Por exemplo, com base no Handelsblatt do dia 2 de Fevereiro, desenhei facilmente:
Na capa, o jornal traz a introdução a uma entrevista com o presidente do grupo parlamentar CDU/CSU, Jens Spahn, que apela a reformas: "As coisas precisam de se mover rapidamente." 

Ele diz que a Alemanha precisa de mudanças para avançar. "Não poderemos evitar as decisões necessárias por causa das datas das eleições." [Moi ici: Ai Montenegro, sei o que tens feito nos dois últimos anos …] Todas as decisões da coligação devem ser orientadas para promover o crescimento. "Se não fizermos a economia girar, esta coligação perderá a sua popularidade", disse o líder do grupo parlamentar CDU/CSU, referindo-se ao governo federal CDU/CSU-SPD. "Não fomos eleitos para gerir o declínio." O crescimento é "a salvação do destino da nossa nação".

Além disso, o político da CDU quer atrair empresários estrangeiros para a Alemanha com incentivos fiscais. Recordar o recente:
"Esse silêncio sinaliza que a jogada "criar condições para que empresas mais produtivas anónimas, sem necessidade de contactos com o poder, apareçam" está a falhar. Por isso, este título "Não são elas que precisam de Portugal, Portugal é que precisa delas" e o que escrevi em "Descida do IRC é injusta"."

Ou seja, Jens Spahn, se tivesse um blogue, escreveria: "Não são elas que precisam da Alemanha; a Alemanha é que precisa delas". 

E depois, (podemos recordar Portugal e, sobretudo, a Espanha), Jens Spahn sublinha que a Alemanha tem hoje um número recorde de pessoas empregadas, mas que isso não se traduz em aumento do volume total de trabalho nem em ganhos de produtividade.
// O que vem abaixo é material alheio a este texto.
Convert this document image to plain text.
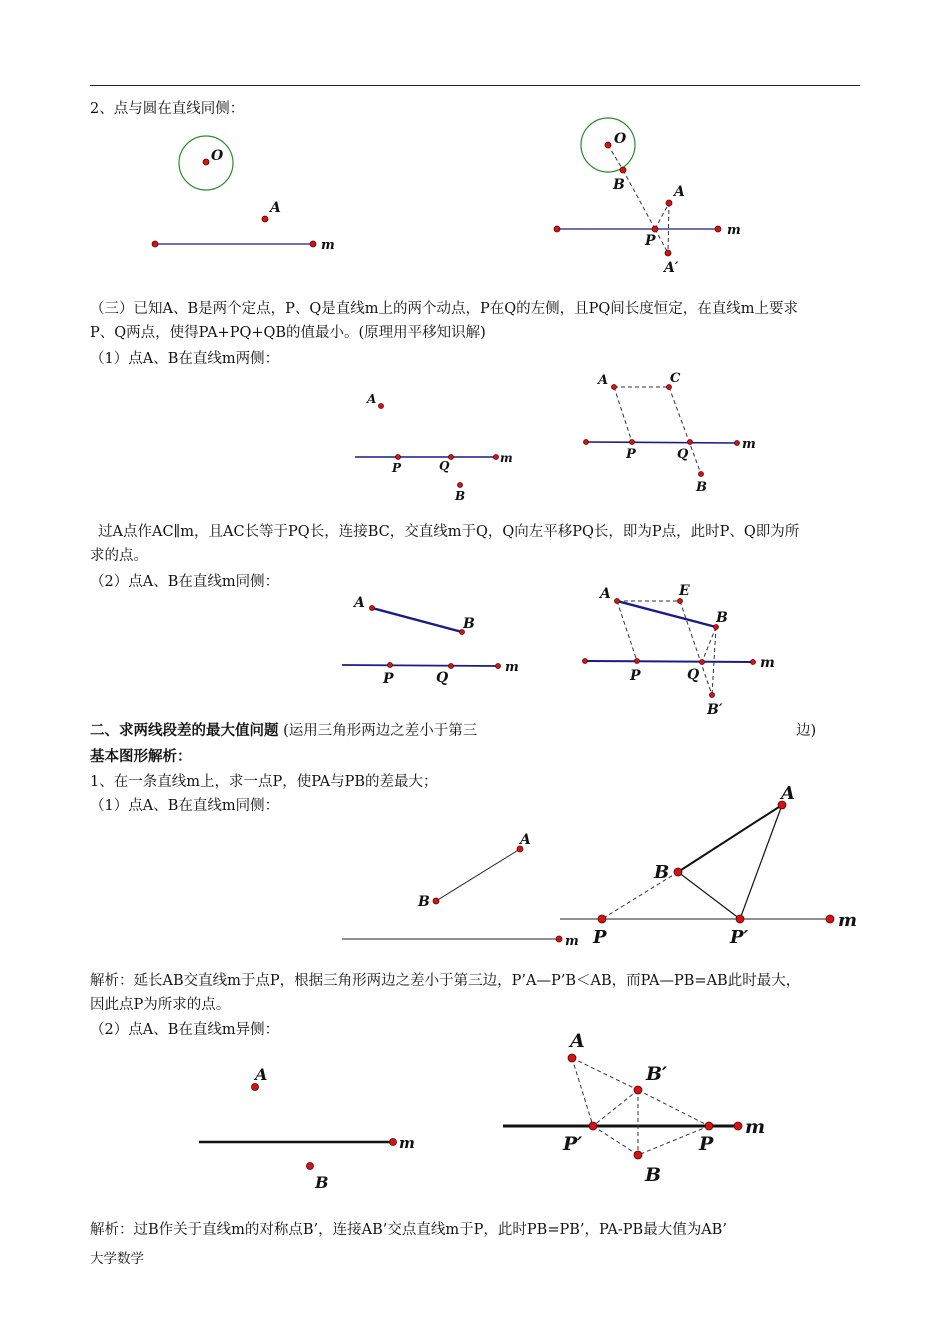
2、点与圆在直线同侧：
（三）已知A、B是两个定点，P、Q是直线m上的两个动点，P在Q的左侧，且PQ间长度恒定，在直线m上要求
P、Q两点，使得PA+PQ+QB的值最小。(原理用平移知识解)
（1）点A、B在直线m两侧：
过A点作AC∥m，且AC长等于PQ长，连接BC，交直线m于Q，Q向左平移PQ长，即为P点，此时P、Q即为所
求的点。
（2）点A、B在直线m同侧：
二、求两线段差的最大值问题 (运用三角形两边之差小于第三	边)
基本图形解析：
1、在一条直线m上，求一点P，使PA与PB的差最大；
（1）点A、B在直线m同侧：
解析：延长AB交直线m于点P，根据三角形两边之差小于第三边，P’A—P’B＜AB，而PA—PB=AB此时最大，
因此点P为所求的点。
（2）点A、B在直线m异侧：
解析：过B作关于直线m的对称点B’，连接AB’交点直线m于P，此时PB=PB’，PA-PB最大值为AB’
大学数学
O
A
m
O
B	A
P
A′
m
A
P	Q
m
B
A	C
P	Q
m
B
A
B
P	Q
m
A	E
B
P	Q
m
B′
A
B
m
A
B
P	P′
m
A
B
m
A
B′
P′	P
m
B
Este paradoxo revela um problema sistémico: o modelo económico já não transforma o emprego na criação de valor ao ritmo necessário.
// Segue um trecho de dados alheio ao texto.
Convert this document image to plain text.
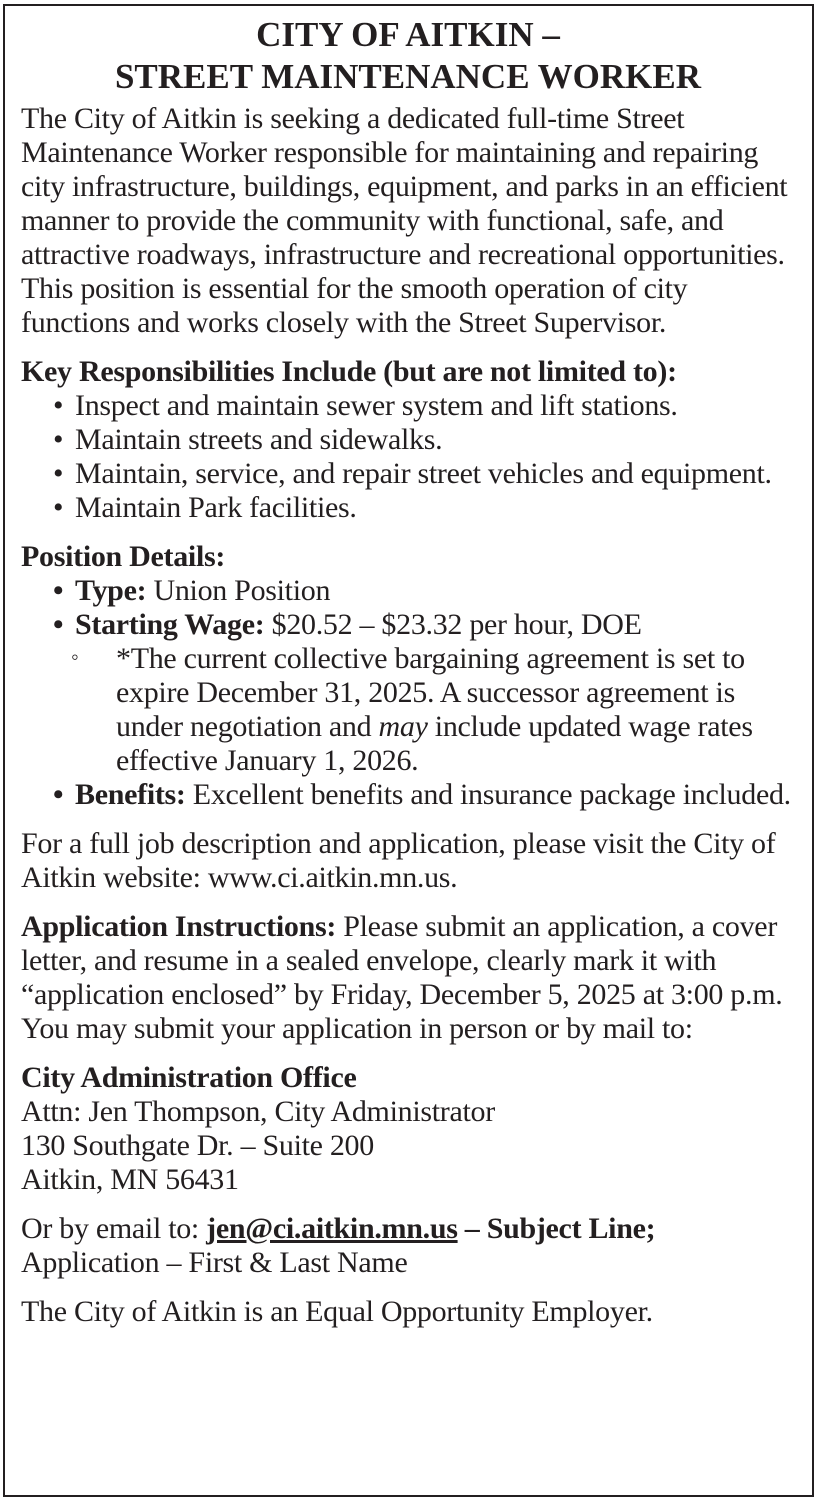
CITY OF AITKIN –
STREET MAINTENANCE WORKER

The City of Aitkin is seeking a dedicated full-time Street Maintenance Worker responsible for maintaining and repairing city infrastructure, buildings, equipment, and parks in an efficient manner to provide the community with functional, safe, and attractive roadways, infrastructure and recreational opportunities. This position is essential for the smooth operation of city functions and works closely with the Street Supervisor.

Key Responsibilities Include (but are not limited to):
• Inspect and maintain sewer system and lift stations.
• Maintain streets and sidewalks.
• Maintain, service, and repair street vehicles and equipment.
• Maintain Park facilities.
Position Details:
• Type: Union Position
• Starting Wage: $20.52 – $23.32 per hour, DOE
◦ *The current collective bargaining agreement is set to expire December 31, 2025. A successor agreement is under negotiation and may include updated wage rates effective January 1, 2026.
• Benefits: Excellent benefits and insurance package included.

For a full job description and application, please visit the City of Aitkin website: www.ci.aitkin.mn.us.

Application Instructions: Please submit an application, a cover letter, and resume in a sealed envelope, clearly mark it with “application enclosed” by Friday, December 5, 2025 at 3:00 p.m. You may submit your application in person or by mail to:

City Administration Office
Attn: Jen Thompson, City Administrator
130 Southgate Dr. – Suite 200
Aitkin, MN 56431

Or by email to: jen@ci.aitkin.mn.us – Subject Line;
Application – First & Last Name

The City of Aitkin is an Equal Opportunity Employer.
O texto afasta explicitamente a narrativa de que os trabalhadores são "preguiçosos". Pelo contrário, reconhece que milhões de pessoas trabalham intensamente e fazem horas extras. 

É verdade: "trabalhar mais" é um falso remédio para problemas estruturais. Quando a produtividade não cresce, pedir mais horas é sintoma de falência do modelo, não uma solução. A produtividade não responde a incentivos morais; responde a capital, tecnologia e organização. 

Como toda a Europa Ocidental tem demonstrado, talvez com a excepção da Irlanda, emprego elevado sem produtividade crescente tende a resultar em estagnação salarial, compressão de margens, e fragilidade competitiva. O emprego deixa de ser motor de prosperidade e passa a ser um mecanismo de contenção social.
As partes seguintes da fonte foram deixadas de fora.